Stellungnahme des Bundesrates
Le Conseil fédéral est pleinement conscient de la nécessité de sauvegarder la sécurité intérieure et extérieure de la Suisse. Dans le cadre de la Stratégie de la Suisse pour la lutte antiterroriste, du 18 septembre 2015, il a défini des objectifs dans les quatre domaines d'action que sont la prévention, la répression, la protection et la prévention des crises, et a initié différentes mesures :
1. En matière de prévention, le 8 septembre 2016, la plate-forme politique du Réseau national de sécurité a chargé son délégué d'élaborer d'ici le deuxième semestre 2017 un plan d'action national contre la radicalisation et l'extrémisme violent. Il contiendra des mesures concrètes en vue de prévenir toutes les formes de radicalisation politique et idéologique ainsi que l'extrémisme violent. L'implication des autorités à l'échelle locale sera également primordiale, de même que celle des autorités hors du domaine sécuritaire. L'objectif est de dissuader les personnes à risque de commettre des infractions. Grâce à des mesures adéquates, les personnes déjà radicalisées ou ayant éventuellement déjà commis des infractions devraient être déradicalisées et réintégrées dans la société.
Ce plan d'action n'a aucun lien direct avec la décision du tribunal de libérer de la détention en vue du renvoi ou de l'extradition le ressortissant irakien condamné entre autres pour avoir soutenu une organisation criminelle, puis libéré de l'exécution de sa peine après avoir purgé les deux tiers de celle-ci. Le Tribunal fédéral a arrêté, dans le cas d'espèce, que la détention en vue du renvoi ou de l'extradition du ressortissant irakien était contraire au droit fédéral en raison de l'absence d'une décision de renvoi ou d'expulsion entrée en force et de l'absence de motif de détention conformément à la loi sur les étrangers.
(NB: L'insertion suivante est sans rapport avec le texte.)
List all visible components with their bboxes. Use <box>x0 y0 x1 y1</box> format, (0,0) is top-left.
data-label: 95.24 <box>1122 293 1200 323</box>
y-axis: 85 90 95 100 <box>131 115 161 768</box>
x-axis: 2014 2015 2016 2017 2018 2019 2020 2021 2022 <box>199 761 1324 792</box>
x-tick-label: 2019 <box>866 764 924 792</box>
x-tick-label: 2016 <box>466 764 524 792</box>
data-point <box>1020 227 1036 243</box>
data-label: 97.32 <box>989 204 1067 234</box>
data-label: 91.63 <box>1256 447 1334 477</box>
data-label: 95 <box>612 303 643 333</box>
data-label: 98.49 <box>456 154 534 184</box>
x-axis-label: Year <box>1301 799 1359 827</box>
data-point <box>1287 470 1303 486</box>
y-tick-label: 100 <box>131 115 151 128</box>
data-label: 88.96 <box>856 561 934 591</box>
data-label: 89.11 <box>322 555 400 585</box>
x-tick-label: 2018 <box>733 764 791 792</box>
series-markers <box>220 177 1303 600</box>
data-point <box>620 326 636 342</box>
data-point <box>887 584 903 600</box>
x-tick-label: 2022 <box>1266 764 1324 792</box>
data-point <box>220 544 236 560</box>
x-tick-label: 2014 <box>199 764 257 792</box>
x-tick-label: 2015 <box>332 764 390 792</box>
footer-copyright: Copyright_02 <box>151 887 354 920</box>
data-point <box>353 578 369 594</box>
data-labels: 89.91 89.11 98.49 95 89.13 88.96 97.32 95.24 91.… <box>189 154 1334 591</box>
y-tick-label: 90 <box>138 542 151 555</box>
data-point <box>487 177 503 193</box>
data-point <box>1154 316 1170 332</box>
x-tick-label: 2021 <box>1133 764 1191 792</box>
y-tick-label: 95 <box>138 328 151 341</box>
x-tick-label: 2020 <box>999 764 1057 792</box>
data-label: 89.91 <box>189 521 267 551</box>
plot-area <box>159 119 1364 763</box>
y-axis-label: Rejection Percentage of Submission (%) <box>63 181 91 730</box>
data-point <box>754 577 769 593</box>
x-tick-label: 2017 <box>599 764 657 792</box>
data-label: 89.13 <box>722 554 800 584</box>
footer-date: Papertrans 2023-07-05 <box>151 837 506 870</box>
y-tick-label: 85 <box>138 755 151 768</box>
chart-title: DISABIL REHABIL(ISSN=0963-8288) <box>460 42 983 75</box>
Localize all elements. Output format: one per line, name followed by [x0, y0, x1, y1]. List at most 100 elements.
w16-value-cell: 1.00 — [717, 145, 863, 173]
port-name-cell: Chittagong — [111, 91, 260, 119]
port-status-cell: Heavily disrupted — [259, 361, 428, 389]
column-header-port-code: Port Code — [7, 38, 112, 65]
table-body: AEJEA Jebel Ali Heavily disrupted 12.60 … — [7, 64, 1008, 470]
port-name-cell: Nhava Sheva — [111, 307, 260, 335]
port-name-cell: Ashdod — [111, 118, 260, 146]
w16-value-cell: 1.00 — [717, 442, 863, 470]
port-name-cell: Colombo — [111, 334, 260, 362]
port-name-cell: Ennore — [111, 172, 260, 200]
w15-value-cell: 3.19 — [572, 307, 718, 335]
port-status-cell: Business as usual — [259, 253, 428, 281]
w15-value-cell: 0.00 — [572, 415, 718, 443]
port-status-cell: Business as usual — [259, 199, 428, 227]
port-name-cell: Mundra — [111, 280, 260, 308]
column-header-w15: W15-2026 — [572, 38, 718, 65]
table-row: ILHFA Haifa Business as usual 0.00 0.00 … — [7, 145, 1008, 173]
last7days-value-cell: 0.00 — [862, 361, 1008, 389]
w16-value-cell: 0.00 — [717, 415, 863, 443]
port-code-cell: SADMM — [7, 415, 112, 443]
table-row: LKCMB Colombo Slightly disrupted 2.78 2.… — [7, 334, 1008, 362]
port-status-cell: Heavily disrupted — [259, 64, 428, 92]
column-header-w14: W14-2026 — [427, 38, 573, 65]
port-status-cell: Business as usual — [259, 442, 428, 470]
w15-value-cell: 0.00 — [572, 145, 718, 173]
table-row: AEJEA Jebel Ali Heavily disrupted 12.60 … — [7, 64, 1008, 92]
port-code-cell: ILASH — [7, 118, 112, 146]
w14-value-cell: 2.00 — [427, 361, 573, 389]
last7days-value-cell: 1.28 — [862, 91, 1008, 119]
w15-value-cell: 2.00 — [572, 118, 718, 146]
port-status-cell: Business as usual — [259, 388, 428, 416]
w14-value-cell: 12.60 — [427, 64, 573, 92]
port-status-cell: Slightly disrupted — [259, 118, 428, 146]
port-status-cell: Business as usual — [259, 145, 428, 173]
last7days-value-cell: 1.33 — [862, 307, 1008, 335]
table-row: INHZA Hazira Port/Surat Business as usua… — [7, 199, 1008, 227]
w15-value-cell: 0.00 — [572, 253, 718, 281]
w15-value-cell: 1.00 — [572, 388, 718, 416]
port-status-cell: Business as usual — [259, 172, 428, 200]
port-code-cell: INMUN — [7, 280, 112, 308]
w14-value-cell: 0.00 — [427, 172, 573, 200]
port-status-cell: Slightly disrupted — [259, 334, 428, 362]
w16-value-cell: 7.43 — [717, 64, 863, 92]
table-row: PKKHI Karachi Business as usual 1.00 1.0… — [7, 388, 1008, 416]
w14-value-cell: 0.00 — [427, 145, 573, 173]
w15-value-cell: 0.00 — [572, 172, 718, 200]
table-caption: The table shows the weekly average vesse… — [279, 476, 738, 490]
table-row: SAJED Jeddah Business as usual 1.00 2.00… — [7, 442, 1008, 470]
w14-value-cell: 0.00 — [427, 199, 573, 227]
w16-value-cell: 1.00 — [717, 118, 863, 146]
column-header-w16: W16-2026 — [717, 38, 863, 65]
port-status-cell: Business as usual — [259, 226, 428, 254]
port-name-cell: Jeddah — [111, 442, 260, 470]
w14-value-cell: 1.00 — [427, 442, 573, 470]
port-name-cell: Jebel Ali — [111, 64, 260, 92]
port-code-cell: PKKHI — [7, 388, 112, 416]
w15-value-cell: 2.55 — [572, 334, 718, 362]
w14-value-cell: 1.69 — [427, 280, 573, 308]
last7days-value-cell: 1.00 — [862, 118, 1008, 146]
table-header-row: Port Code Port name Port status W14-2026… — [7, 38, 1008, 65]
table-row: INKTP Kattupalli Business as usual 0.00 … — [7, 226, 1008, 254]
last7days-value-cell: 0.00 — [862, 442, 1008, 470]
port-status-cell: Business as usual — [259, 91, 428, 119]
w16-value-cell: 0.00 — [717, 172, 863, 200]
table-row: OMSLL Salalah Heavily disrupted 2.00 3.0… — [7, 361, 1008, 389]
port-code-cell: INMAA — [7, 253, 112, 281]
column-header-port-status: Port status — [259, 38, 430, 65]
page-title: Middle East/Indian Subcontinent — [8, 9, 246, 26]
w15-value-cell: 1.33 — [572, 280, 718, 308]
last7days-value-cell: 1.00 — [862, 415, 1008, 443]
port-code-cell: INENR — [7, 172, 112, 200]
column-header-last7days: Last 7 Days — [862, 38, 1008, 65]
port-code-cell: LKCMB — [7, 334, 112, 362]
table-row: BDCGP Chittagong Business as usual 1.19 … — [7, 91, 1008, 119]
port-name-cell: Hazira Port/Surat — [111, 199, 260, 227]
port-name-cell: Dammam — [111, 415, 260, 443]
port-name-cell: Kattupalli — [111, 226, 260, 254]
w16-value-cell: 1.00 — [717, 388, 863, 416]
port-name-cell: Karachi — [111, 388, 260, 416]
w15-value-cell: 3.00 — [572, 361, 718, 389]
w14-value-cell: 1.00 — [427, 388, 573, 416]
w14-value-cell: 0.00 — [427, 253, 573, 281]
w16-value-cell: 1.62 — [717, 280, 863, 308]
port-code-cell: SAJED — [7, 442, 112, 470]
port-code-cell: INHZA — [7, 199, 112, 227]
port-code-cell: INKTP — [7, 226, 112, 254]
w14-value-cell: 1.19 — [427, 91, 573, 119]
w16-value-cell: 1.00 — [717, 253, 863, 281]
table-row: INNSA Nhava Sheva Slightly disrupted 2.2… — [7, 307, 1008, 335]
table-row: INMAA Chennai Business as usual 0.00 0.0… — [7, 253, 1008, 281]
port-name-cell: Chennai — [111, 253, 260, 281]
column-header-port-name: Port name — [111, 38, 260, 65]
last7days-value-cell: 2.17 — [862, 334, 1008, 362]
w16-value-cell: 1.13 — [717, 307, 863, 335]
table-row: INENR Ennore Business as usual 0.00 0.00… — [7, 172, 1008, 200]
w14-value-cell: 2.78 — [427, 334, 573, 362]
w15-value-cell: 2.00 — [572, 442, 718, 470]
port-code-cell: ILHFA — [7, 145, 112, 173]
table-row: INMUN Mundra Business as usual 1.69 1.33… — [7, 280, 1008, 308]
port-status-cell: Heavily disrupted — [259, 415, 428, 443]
2. En collaboration avec le Service de renseignement de la Confédération (SRC), l'Office fédéral de la police a analysé la menace pour la sécurité intérieure et extérieure liée à ce ressortissant irakien et, sur cette base, a prononcé son expulsion conformément à l'article 68 de la loi sur les étrangers. La décision d'expulsion demeure et le recours engagé est en suspens auprès du DFJP.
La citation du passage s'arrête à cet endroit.